A recent study explores how the emission of string axions by light primordial black holes (PBHs) could boost dark matter production via superradiance. Researchers have shown that Hawking emission of a large number of light axion species, predicted in realistic string theory constructions (on the order of 100 to 10^5), can significantly increase the efficiency of superradiance. This enhancement is due to the associated increase in the PBH spin, suggesting a more effective mechanism for the formation of micro-boson stars, which are self-gravitating remnants of superradiant dark matter clouds.

The concept of a "string axiverse" expands the parametric regions (dark matter mass, and PBH mass and spin) where a sizeable fraction of dark matter might exist in the form of these micro-boson stars. However, the study also points out a limitation: if the number of axion species is too large, PBHs evaporate too quickly, preventing superradiant clouds from attaining their maximum mass. This establishes a delicate balance in the contribution of axions to dark matter production.

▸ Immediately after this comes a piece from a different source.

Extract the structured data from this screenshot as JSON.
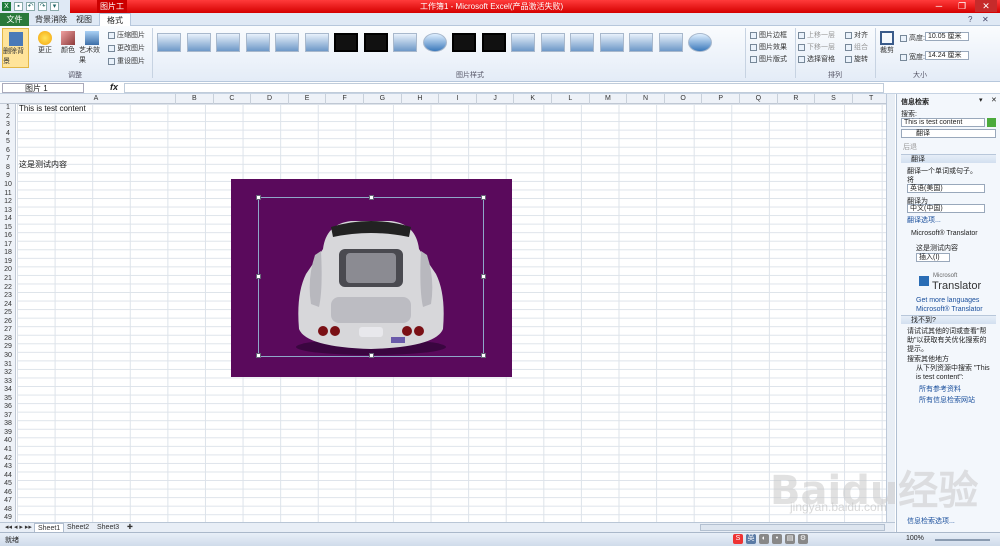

Assuming that all dark matter is produced by PBHs, through both superradiance and Hawking emission, the authors conclude that the axions emitted during PBH evaporation make an immeasurably small contribution to the relativistic degrees of freedom at recombination. This implies that while axions may play a crucial role in dark matter production, their direct impact on early cosmology, in terms of relativistic radiation, would be negligible and unobservable with current techniques.